Metropolitan Council officials have been overseeing construction of the Southwest Light Rail line for several months without any idea — at least not one they’re willing to say publicly — how long or how much it will cost to finish it.
An updated timeline and cost projection, once expected towards the end of 2021, will now come “sometime in 2022,” Trevor Roy, a project spokesman, told FOX 9. Met Council officials have long acknowledged that the rail line will exceed its original $2 billion budget and estimated 2023 opening. They are now changing tactics to renegotiate the project schedule after criticism from an outside evaluator.
The powerful, unelected agency already admitted months ago to a $200 million spending overrun, prompting nervous DFL legislators tied to support for the controversial line to scurry to get out in front of the likely fallout by calling for more oversight.
The loose timeline, which project officials say is necessary because of the complexity involved with rescheduling construction work, drew criticism from two Minneapolis lawmakers who plan to seek funding for a 2022 audit of the project.
“All we’re asking for is a new cost estimate and a timeline,” said state Rep. Frank Hornstein, a Democrat who chairs the House Transportation Committee. “This should have been communicated to the public, to the Legislature, and anyone who has an interest in this project months ago.”
Met Council Chairman Charlie Zelle has declined to make himself available to give an accounting to the media and public. Other agency officials confirm the obvious: that the cost of the line will far exceed original projections. As for the end date? It’s anyone’s guess.
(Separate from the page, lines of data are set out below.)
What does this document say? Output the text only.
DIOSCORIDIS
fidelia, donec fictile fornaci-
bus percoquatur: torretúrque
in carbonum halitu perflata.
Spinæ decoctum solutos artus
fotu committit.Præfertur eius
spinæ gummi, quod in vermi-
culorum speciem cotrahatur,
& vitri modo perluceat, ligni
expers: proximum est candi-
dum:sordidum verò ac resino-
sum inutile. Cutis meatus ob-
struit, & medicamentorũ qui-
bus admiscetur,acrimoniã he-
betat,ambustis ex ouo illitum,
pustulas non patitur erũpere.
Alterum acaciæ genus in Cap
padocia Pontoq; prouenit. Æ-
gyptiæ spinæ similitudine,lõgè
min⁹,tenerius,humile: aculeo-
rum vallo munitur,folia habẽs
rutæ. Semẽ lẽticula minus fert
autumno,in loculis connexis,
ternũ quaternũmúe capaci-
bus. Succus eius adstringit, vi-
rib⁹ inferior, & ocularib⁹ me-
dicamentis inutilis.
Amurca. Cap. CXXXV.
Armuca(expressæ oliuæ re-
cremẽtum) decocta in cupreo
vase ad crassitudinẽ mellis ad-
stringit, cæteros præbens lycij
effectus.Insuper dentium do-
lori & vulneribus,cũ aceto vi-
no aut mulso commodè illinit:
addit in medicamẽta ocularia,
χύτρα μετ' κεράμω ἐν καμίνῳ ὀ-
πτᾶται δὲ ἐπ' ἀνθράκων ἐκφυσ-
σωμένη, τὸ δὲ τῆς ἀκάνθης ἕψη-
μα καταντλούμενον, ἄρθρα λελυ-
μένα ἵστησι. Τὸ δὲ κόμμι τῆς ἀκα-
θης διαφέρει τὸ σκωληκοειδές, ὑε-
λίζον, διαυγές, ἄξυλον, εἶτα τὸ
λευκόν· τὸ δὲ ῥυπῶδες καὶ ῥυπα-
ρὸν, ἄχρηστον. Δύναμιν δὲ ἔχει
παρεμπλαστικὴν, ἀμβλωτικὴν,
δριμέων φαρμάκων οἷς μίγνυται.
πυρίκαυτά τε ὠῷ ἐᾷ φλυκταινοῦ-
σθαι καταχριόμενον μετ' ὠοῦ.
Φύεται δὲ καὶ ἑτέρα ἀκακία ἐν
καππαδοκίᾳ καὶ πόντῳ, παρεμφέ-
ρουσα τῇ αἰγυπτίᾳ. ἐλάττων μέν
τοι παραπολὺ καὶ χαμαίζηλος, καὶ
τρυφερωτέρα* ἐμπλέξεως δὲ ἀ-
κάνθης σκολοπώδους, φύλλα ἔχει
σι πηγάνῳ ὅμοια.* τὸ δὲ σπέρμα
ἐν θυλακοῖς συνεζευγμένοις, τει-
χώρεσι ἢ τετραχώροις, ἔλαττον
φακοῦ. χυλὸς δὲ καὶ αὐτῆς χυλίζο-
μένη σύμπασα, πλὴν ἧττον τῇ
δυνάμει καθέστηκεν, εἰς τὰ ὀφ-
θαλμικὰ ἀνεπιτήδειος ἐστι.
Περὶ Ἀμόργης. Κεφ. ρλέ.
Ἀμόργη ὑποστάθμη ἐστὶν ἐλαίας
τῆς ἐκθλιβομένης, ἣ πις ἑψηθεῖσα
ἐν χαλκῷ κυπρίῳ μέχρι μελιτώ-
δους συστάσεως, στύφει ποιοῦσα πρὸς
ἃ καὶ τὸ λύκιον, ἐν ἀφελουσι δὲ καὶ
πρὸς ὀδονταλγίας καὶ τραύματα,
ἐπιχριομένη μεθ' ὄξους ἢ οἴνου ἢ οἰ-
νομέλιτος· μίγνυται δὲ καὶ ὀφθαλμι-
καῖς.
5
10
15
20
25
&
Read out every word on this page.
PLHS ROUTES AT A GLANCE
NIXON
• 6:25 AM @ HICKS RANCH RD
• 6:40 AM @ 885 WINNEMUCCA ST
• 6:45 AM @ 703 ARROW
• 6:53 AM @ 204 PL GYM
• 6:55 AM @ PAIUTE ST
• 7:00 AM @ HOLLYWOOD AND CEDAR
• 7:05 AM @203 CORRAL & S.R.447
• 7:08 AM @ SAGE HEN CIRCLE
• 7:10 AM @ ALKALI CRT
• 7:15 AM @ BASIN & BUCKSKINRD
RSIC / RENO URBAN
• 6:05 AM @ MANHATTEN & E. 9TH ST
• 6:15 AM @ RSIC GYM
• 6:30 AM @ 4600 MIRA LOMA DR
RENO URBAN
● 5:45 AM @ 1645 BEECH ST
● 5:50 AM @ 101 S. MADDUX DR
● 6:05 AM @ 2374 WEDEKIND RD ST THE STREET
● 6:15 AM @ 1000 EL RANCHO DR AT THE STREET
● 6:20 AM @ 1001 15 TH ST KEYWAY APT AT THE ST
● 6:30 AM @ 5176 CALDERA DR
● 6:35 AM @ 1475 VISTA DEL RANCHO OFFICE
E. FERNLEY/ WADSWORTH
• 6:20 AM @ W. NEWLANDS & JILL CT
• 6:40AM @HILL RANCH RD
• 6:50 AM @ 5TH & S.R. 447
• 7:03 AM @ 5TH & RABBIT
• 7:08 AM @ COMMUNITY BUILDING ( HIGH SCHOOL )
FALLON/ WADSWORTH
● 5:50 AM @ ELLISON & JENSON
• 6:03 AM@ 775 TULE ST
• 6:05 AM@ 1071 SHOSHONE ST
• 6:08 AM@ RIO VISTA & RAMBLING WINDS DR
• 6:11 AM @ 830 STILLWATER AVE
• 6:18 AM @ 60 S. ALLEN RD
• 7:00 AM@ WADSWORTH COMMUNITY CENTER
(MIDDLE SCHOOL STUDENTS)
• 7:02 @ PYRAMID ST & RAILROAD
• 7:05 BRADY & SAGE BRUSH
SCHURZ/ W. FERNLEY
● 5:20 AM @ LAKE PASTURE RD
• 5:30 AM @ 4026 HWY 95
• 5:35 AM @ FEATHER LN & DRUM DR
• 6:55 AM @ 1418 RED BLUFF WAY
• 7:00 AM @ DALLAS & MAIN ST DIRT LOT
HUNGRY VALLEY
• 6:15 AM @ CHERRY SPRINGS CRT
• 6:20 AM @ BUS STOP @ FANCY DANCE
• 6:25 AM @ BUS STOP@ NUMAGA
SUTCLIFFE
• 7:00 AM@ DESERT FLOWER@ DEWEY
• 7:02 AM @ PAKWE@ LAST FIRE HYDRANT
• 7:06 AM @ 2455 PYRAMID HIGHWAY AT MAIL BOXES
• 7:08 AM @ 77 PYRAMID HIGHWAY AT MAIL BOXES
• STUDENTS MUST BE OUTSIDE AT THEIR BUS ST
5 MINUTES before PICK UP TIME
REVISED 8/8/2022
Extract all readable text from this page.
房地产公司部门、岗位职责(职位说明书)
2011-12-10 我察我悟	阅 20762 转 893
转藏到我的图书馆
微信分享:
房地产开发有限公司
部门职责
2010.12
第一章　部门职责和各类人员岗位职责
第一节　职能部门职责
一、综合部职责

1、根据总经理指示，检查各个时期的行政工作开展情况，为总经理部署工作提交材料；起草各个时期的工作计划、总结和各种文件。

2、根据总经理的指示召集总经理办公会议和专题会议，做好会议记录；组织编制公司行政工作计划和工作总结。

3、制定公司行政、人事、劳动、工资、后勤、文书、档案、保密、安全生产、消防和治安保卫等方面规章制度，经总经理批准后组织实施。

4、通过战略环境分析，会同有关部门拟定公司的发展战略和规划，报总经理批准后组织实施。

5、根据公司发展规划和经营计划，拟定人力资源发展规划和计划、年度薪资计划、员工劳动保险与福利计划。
This summer, Southwest Light Rail tapped a $200 million contingency fund from Hennepin County because of cost overruns. When asked in November whether the contingency fund plus the original $2 billion budget will be enough, project manager Jim Alexander was uncertain and said negotiations over the revised construction schedule need to happen first.
“I can’t necessarily tell you that $2.2 billion is going to be enough,” Alexander said. “There will likely be additional costs needed. We don’t have that identified until we get those schedules understood. The costs will follow.”
As cost overruns mount for taxpayers, the Met Council continues to rubber stamp the expensive requests. But some invoices are raising questions over the agency’s management of the process.
Most change orders sail through the appointed Met Council without dissenting votes. Wednesday, the council approved spending up to $220,000 to repair the Minneapolis-owned Currie Maintenance Facility near downtown after light rail construction work damaged the building. Last week, when asked whether the contractor should be on the hook instead of taxpayers, Alexander said it is “still to be determined.”
So no one’s saying how many more hundreds of millions of dollars the Southwest Light Rail Transit Line will ultimately cost, or when it will be completed. Other than that, the Met Council has everything on track. No wonder nervous DFL legislators claim they want the legislative auditor to take a closer look at the troubled line, even if it means turning their backs on the Met Council.